The proposed Chumash Heritage National Marine Sanctuary is dedicated to the nurturing of relationships to Nature and the Ocean in the deepest ways possible. The Chumash understanding and culture-based respect for Nature comes from their long and profound relationships with coastal marine ecosystems.

The proposed Sanctuary embodies internationally and nationally significant oceanographic features, habitat and sacred Chumash onshore and submerged sites, some as far as13 miles offshore. Codependent onshore resources include the high coastal dunes, wetlands and Chumash Sacred sites continuously occupied for 9,000 or more years. 

Other significant features include the major offshore Santa Lucia Bank with benthic communities of world-wide significance where13 species of whales and dolphins gather and feed, three major upwellings, one of which is persistent, bringing up nutrient-rich water to feed marine life that also enhances the ecosystems of the two adjacent Sanctuaries, a 3,000 meter deep five-fingered submarine canyon through which the west coast's only persistent upwelling flows, and cetacean gathering areas and migration lanes.

Additionally, there are a significant percentage of the California sea otter population, thriving kelp forests, rocky intertidal regions with world-class fish diversity and densities, large numbers of pinnipeds — including pupping areas and a significant percentage of harbor seals — spawning areas and rookeries, nurseries, three estuaries, high coastal dunes, magnificent views and vistas, and the splendid waters of Morro, Estero, and San Luis Bays.

This area of proposed protection — between the Channel Islands National Marine Sanctuary and the Monterey Bay National Marine Sanctuary and out to the western slope of the Santa Lucia Bank — warrants protection under the National Marine Sanctuary Program for the purpose of embracing the Chumash concept of "thrivability" wherein a deep understanding of this unique and precious marine environment is embodied within its local human inhabitants.

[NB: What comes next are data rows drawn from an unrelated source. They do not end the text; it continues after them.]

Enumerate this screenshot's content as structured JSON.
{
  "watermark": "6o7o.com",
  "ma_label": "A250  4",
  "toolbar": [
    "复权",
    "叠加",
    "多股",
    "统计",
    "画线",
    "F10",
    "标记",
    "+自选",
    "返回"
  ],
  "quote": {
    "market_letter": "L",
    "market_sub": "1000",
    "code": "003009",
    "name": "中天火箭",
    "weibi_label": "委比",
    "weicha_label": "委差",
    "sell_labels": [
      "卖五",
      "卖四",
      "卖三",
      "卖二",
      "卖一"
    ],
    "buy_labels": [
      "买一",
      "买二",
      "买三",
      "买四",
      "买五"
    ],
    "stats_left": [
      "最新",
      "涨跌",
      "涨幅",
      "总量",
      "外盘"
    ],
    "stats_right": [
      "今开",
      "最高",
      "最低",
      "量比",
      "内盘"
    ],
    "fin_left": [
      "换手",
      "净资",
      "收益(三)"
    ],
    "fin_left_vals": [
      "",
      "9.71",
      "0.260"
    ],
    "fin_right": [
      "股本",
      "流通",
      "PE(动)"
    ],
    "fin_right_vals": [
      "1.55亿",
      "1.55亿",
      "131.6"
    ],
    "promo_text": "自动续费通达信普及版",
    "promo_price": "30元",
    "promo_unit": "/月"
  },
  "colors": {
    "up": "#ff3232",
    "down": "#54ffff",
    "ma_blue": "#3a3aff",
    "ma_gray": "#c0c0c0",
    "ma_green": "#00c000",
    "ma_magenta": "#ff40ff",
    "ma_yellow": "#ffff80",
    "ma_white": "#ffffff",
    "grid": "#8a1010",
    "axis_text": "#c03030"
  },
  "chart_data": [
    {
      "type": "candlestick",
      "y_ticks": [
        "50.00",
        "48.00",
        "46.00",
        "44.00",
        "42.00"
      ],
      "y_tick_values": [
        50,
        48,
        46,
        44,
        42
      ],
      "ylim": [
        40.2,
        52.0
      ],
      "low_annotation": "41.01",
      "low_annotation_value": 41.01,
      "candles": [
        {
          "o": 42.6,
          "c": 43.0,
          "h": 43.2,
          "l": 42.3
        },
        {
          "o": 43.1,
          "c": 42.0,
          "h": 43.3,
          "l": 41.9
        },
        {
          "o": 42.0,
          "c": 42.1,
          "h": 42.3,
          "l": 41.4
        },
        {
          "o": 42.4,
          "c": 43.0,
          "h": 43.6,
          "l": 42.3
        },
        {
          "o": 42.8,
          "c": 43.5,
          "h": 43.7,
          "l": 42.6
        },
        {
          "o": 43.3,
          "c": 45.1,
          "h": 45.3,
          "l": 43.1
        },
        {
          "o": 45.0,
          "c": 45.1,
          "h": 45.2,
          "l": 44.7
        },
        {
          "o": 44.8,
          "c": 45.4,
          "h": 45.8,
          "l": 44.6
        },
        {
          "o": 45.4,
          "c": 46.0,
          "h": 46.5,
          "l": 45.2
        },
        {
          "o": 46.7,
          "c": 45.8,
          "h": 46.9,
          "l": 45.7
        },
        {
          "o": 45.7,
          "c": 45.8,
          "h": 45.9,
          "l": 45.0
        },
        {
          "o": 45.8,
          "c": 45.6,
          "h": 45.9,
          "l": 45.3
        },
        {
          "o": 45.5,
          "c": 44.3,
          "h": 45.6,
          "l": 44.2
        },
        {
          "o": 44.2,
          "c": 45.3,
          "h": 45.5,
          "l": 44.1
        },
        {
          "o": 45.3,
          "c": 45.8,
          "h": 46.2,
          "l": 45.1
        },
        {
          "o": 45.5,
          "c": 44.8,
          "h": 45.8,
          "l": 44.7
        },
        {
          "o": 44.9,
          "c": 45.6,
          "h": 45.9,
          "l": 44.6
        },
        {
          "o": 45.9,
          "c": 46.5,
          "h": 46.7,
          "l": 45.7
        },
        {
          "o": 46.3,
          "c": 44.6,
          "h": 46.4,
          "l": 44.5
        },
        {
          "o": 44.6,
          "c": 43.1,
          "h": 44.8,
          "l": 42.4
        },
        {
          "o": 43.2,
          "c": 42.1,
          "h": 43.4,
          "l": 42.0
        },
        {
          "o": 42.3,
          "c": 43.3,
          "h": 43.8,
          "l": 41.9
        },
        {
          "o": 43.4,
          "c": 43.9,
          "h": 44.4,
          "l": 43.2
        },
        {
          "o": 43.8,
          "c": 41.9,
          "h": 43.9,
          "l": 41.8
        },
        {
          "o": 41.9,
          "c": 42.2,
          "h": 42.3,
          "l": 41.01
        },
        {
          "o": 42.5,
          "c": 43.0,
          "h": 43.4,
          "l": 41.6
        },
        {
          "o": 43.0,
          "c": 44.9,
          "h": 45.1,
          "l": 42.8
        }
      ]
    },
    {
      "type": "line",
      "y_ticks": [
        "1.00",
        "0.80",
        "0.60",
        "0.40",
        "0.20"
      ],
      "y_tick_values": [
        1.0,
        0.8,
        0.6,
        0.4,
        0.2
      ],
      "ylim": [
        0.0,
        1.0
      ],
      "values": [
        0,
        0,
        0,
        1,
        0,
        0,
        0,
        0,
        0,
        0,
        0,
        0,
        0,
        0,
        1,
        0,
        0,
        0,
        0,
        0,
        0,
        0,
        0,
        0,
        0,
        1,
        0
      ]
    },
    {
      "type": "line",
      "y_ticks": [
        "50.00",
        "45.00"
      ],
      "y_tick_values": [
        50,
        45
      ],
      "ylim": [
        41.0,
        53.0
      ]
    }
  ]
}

Chumash Sacred Sites within the California Central Coast

The Sanctuary will protect now submerged Chumash Sacred sites ranging from villages to solstice alignments 6 to 13 miles offshore. Chumash records suggest occupation of the central coast area for 20,000 years with two recorded dates of:

* 18,000 years at Point Conception, an extremely important Chumash Sacred Place    
* 14,500 years on the Channel Islands  — North of Point Conception, Jalama is a Sacred Chumash village site. Other significant Chumash sites associated with the ocean ecology are found along the adjacent coastal terrain north to Point Sal including two 10,000 year-old sites within Vandenberg AFB.

Onshore San Luis Bay are four major Chumash Sacred sites – three known to have been occupied for 9,000 years:

* The site for which the City of Pismo Beach is named
* The site where the Chumash people return to renew the Traditional Ritual Ceremony Cycle
* The old Chumash Capital in the area of Avila Beach, now partially covered by sea level rise
* The Chumash Sacred site at Diablo Cove along the coastline of the Pecho Coast

Continuing north are the Chumash Village Sacred site in Los Osos, hundreds of Chumash Sacred sites ringing Morro Bay, the Chumash village Sacred site of Cayucos (continuously occupied for 8,000 years), other large sites found in the area to a mile north of Point Estero, and two Chumash village Sacred sites in Cambria (continuously occupied for 10,000 years).

Request for Designation

To ensure the protection of these Chumash Sacred Sites as part of the ecological, historical, cultural, educational and aesthetic resources of this area, we wish to facilitate the local, proactive approach to ocean protection that a National Marine Sanctuary brings to the management of significant marine resources. Therefore we nominate these waters for designation as a National Marine Sanctuary.